Catherine memulai sesi terapi bersama Mirelle. Mirelle terlihat begitu nyaman menjalani sesi terapi terakhirnya bersama Catherine. Keduanya berbicara dan tertawa bersama, dan semua itu tak lepas dari tatapan Marco.
“Lain kali jangan terlalu bersemangat lagi atau kamu akan kembali membuat dirimu terluka,” ucap Catherine.
“Aku mengerti. Aku akan menjaga diriku, Kak.”
“Baiklah, aku akan menjadi pendukungmu, Elle! Semangattt pembela negara!!” Ucapan Catherine kembali membuat Mirelle tertawa dan itu membuat Marco semakin penasaran.
Hampir dua jam Mirelle melakukan sesi terapinya sebelum akhirnya ia duduk dan menegak habis satu botol air mineral.
“Kita sudah selesai, kamu bisa kembali melakukan aktivitasmu, Elle,” ucap Catherine.
“Terima kasih, Kak.”
“Tunggu kakak di mobil, Elle. Ini kuncinya. Ada yang perlu kakak bicarakan sebentar dengan Catherine,” ucap Marco.
“Baiklah. Bye, Kak!” Mirelle pamit kemudian berlalu menuju mobil Marco. Sementara Marco masih berdiri diam di dalam ruang terapi bersama dengan Catherine.

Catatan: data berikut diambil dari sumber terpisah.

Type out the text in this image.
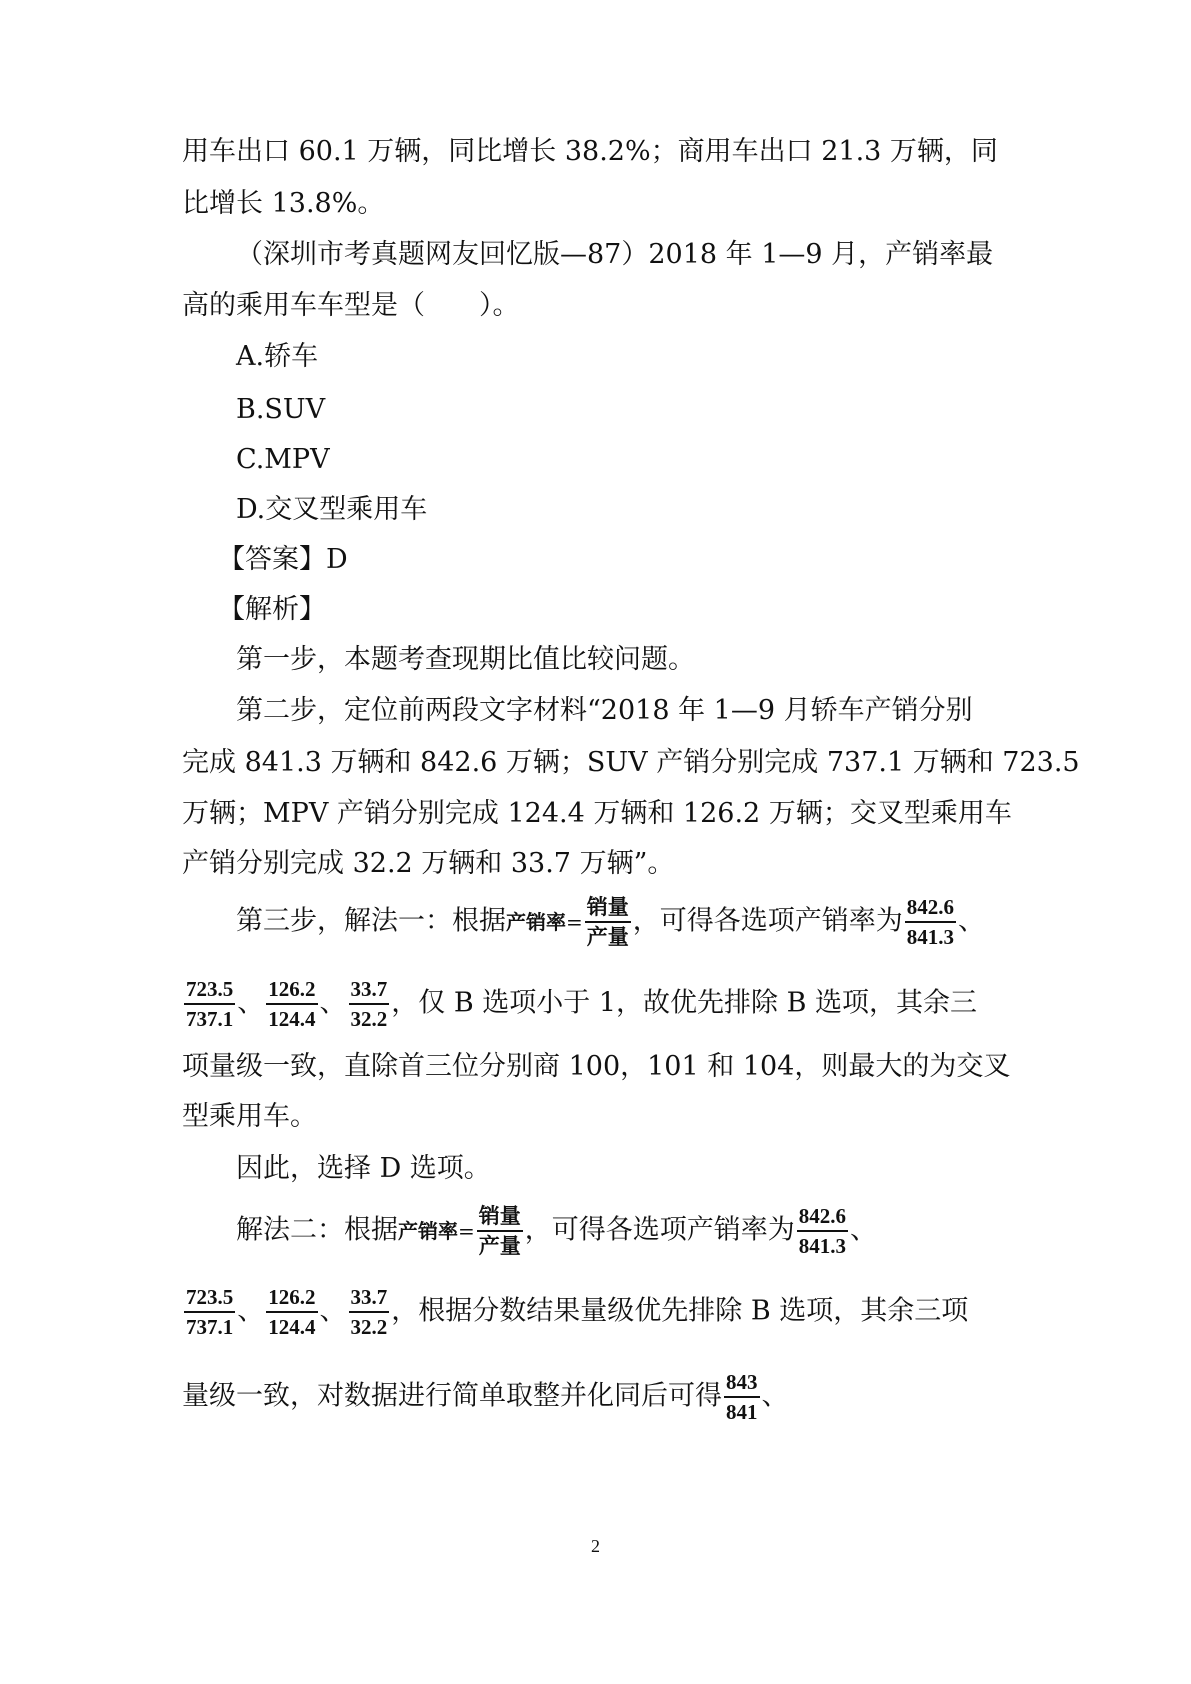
用车出口 60.1 万辆，同比增长 38.2%；商用车出口 21.3 万辆，同
比增长 13.8%。
（深圳市考真题网友回忆版—87）2018 年 1—9 月，产销率最
高的乘用车车型是（　　）。
A.轿车
B.SUV
C.MPV
D.交叉型乘用车
【答案】D
【解析】
第一步，本题考查现期比值比较问题。
第二步，定位前两段文字材料“2018 年 1—9 月轿车产销分别
完成 841.3 万辆和 842.6 万辆；SUV 产销分别完成 737.1 万辆和 723.5
万辆；MPV 产销分别完成 124.4 万辆和 126.2 万辆；交叉型乘用车
产销分别完成 32.2 万辆和 33.7 万辆”。
第三步，解法一：根据产销率= $\frac{\text{销量}}{\text{产量}}$ ，可得各选项产销率为 $\frac{842.6}{841.3}$ 、
$\frac{723.5}{737.1}$ 、 $\frac{126.2}{124.4}$ 、 $\frac{33.7}{32.2}$ ，仅 B 选项小于 1，故优先排除 B 选项，其余三
项量级一致，直除首三位分别商 100，101 和 104，则最大的为交叉
型乘用车。
因此，选择 D 选项。
解法二：根据产销率= $\frac{\text{销量}}{\text{产量}}$ ，可得各选项产销率为 $\frac{842.6}{841.3}$ 、
$\frac{723.5}{737.1}$ 、 $\frac{126.2}{124.4}$ 、 $\frac{33.7}{32.2}$ ，根据分数结果量级优先排除 B 选项，其余三项
量级一致，对数据进行简单取整并化同后可得 $\frac{843}{841}$ 、
2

“Mar, adikmu sudah pulih seperti sedia kala. Terima kasih sudah membawanya ke tempatku, aku sangat menyukainya,” lanjut Catherine.

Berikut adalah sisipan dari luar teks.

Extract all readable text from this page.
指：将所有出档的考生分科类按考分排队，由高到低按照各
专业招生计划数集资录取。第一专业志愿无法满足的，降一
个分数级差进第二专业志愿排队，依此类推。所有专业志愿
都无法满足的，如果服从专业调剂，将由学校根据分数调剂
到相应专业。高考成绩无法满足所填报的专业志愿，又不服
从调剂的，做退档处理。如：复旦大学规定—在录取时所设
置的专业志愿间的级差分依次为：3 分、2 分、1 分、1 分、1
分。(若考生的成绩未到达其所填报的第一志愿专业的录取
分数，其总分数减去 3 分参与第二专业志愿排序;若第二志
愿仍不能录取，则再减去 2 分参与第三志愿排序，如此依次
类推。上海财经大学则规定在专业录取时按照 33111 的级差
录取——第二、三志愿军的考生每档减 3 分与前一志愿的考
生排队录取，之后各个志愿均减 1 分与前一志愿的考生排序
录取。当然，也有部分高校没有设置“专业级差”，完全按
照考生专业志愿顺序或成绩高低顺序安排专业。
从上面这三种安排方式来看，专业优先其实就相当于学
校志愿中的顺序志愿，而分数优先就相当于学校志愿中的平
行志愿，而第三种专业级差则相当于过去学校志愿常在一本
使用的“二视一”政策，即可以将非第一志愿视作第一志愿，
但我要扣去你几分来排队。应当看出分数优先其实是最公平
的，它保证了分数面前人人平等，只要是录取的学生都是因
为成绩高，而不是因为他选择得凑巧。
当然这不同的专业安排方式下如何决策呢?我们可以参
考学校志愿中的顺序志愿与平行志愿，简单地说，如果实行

“Thank you, Cath. Hmm … sebagai ucapan terima kasih, maukah makan malam bersamaku?” tanya Marco.
“Kamu tak perlu mengucapkan terima kasih padaku, Mar. Bukankah kamu sudah membayar biaya terapinya?”

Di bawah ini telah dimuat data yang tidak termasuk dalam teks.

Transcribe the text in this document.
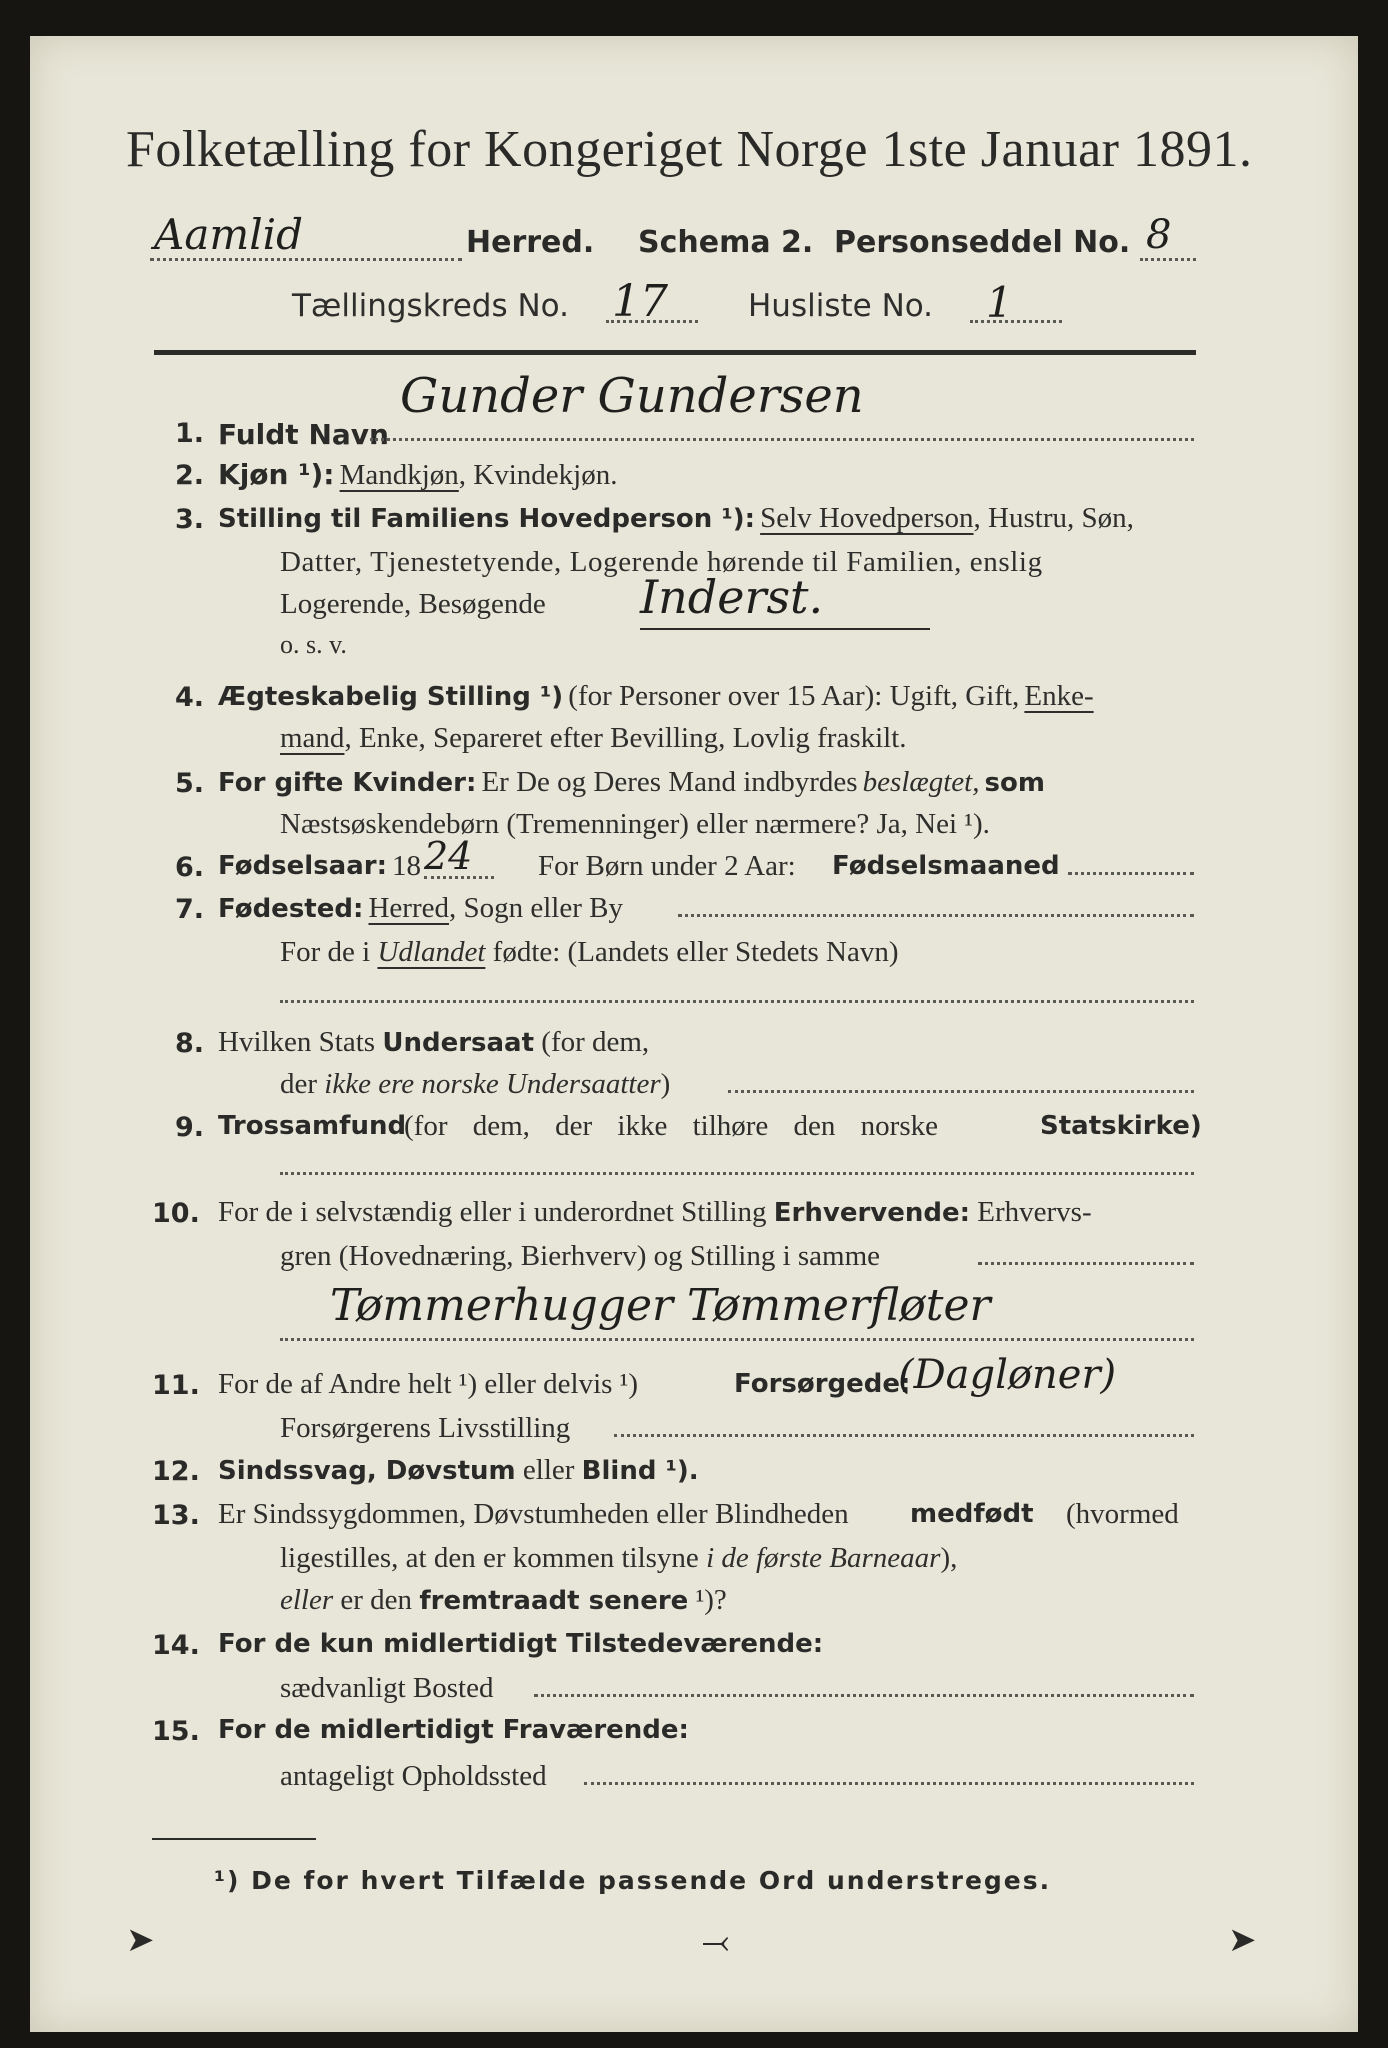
Folketælling for Kongeriget Norge 1ste Januar 1891.
Aamlid	Herred. Schema 2. Personseddel No. 8
Tællingskreds No. 17	Husliste No. 1
Gunder Gundersen
1. Fuldt Navn
2. Kjøn ¹): Mandkjøn, Kvindekjøn.
3. Stilling til Familiens Hovedperson ¹): Selv Hovedperson, Hustru, Søn,
Datter, Tjenestetyende, Logerende hørende til Familien, enslig
Logerende, Besøgende Inderst.
o. s. v.
4. Ægteskabelig Stilling ¹) (for Personer over 15 Aar): Ugift, Gift, Enke-
mand, Enke, Separeret efter Bevilling, Lovlig fraskilt.
5. For gifte Kvinder: Er De og Deres Mand indbyrdes beslægtet, som
Næstsøskendebørn (Tremenninger) eller nærmere? Ja, Nei ¹).
6. Fødselsaar: 18 24 For Børn under 2 Aar: Fødselsmaaned
7. Fødested: Herred, Sogn eller By
For de i Udlandet fødte: (Landets eller Stedets Navn)
8. Hvilken Stats Undersaat (for dem,
der ikke ere norske Undersaatter)
9. Trossamfund
(for dem, der ikke tilhøre den norske	Statskirke)
10. For de i selvstændig eller i underordnet Stilling Erhvervende: Erhvervs-
gren (Hovednæring, Bierhverv) og Stilling i samme
Tømmerhugger Tømmerfløter
11. For de af Andre helt ¹) eller delvis ¹)	Forsørgede:
(Dagløner)
Forsørgerens Livsstilling
12. Sindssvag, Døvstum eller Blind ¹).
13. Er Sindssygdommen, Døvstumheden eller Blindheden medfødt (hvormed
ligestilles, at den er kommen tilsyne i de første Barneaar),
eller er den fremtraadt senere ¹)?
14. For de kun midlertidigt Tilstedeværende:
sædvanligt Bosted
15. For de midlertidigt Fraværende:
antageligt Opholdssted
¹) De for hvert Tilfælde passende Ord understreges.
➤	⤙	➤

“Ya, tapi izinkan aku menambahnya dengan sebuah makan malam.”
Catherine menatap Marco kemudian tersenyum, lalu menggelengkan kepalanya, “terima kasih atas ajakanmu, Mar, tapi maafkan aku, aku tak bisa.”
“Apa kamu masih marah padaku?” tanya Marco.
“Tidak, Mar. Aku tak marah padamu.”
“Kalau kamu tak marah padaku, seharusnya kamu menerima ajakanku, Cath. Bukankah masalah itu sudah beberapa tahun berlalu?”
“Maafkan aku, Mar. Sungguh aku tak marah padamu, tapi aku tak bisa menerima ajakan makan malam bersamamu karena aku sudah memiliki kekasih. Ia pasti akan marah jika aku makan malam bersama pria lain,” jawab Catherine.
“Kamu bohong! Bukankah kamu mengatakan pada Elle bahwa kamu tak akan menikah? Lalu mengapa sekarang kamu memiliki kekasih? Sejak dulu kamu selalu sama, masih saja suka berbohong. Katakan saja kalau kamu memang marah dan belum memaafkanku, tak perlu sampai berbohong! Aku pergi dan terima kasih sudah membantu adikku,” Marco pun pergi dari klinik terapi milik Catherine, sementara Catherine hanya bisa menghela nafasnya pelan.
“Begini lebih baik,” batin Catherine.